The interesting thing there is that the story and dialog was written for a male character and then swapped to a woman for commercial reach reasons. They'd didn't really change the dialog when they did that change though.

Had it Ripley been originally written as a woman I'm not sure her character would have been as empowered and I'm also not sure the movie would be the masterpiece that it is.

yamtaddle|2 years ago

I re-watched Star Wars for the first time in a while (I watched it surely more than 100 times as a kid, but hadn't in a long time).

Leia is a straight-up badass the entire movie. She's the only competent one in the main 3 (Obi Wan's a contender if you expand it to 4, but he dies, spoiler alert). The other two are bumbling idiots until the very end, and don't go through half as rough a time as she does.

Then we open Empire and she's perfectly cool under fire while being the #1 person in charge of commanding a fighting retreat against an overwhelming, mechanized force, and has to be dragged away to finally leave her post as the structure is collapsing around her.

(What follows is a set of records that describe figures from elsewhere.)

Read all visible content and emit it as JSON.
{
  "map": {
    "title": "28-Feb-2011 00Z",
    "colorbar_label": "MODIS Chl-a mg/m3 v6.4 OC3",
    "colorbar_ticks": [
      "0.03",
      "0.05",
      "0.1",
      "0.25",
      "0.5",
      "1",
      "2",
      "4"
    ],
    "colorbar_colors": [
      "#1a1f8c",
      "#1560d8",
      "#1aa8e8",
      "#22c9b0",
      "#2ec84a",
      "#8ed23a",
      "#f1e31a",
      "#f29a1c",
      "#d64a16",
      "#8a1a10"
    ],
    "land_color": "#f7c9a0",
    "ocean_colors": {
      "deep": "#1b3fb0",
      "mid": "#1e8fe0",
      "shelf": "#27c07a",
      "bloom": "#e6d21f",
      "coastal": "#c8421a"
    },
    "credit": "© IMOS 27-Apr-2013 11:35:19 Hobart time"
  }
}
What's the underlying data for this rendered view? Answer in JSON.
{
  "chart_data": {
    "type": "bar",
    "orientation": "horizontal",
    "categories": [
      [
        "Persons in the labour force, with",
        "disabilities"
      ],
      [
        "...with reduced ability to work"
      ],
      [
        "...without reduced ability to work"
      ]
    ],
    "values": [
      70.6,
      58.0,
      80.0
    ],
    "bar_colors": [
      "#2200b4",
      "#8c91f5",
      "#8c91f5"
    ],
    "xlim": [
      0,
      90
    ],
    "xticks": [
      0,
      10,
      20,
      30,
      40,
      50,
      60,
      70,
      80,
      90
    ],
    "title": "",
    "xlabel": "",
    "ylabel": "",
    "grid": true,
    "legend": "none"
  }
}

The whole thing is played like it's ordinary, no awkward asides to make sure we understand that this is a WOMAN being STRONG. 1977 and 1980 release dates.

Like... holy shit.

toast0|2 years ago

As I heard it, they wrote the script without concern for the gender of the actors, and they picked actors for the parts based on auditions. Although commercial reach reasons would also fit.

SPOILER ALERT: At the end of the day, it still fits the meme:

"Alien is a movie where nobody listens to the smart woman, and then they all die except for the smart woman and her cat."

If her character was really empowered, maybe they'd listen to her?

/SPOILER ALERT

louissan|2 years ago

well I personally don't give a flying flamingo about man/woman in the lead role of that film. It's just great. What I found telling is the reaction of young people today after realising "waitaminute, this isn't 100% like twitter and tiktok tell us it was... Maybe I need to do a little bit of research and <del>listen to the old man<del> (nah!)"

:-)

mxmbrb|2 years ago

That sounds like an awesome trick to write tough female chracters without having your tainted brain trick you into sterotypes. Just random all genders up after writing.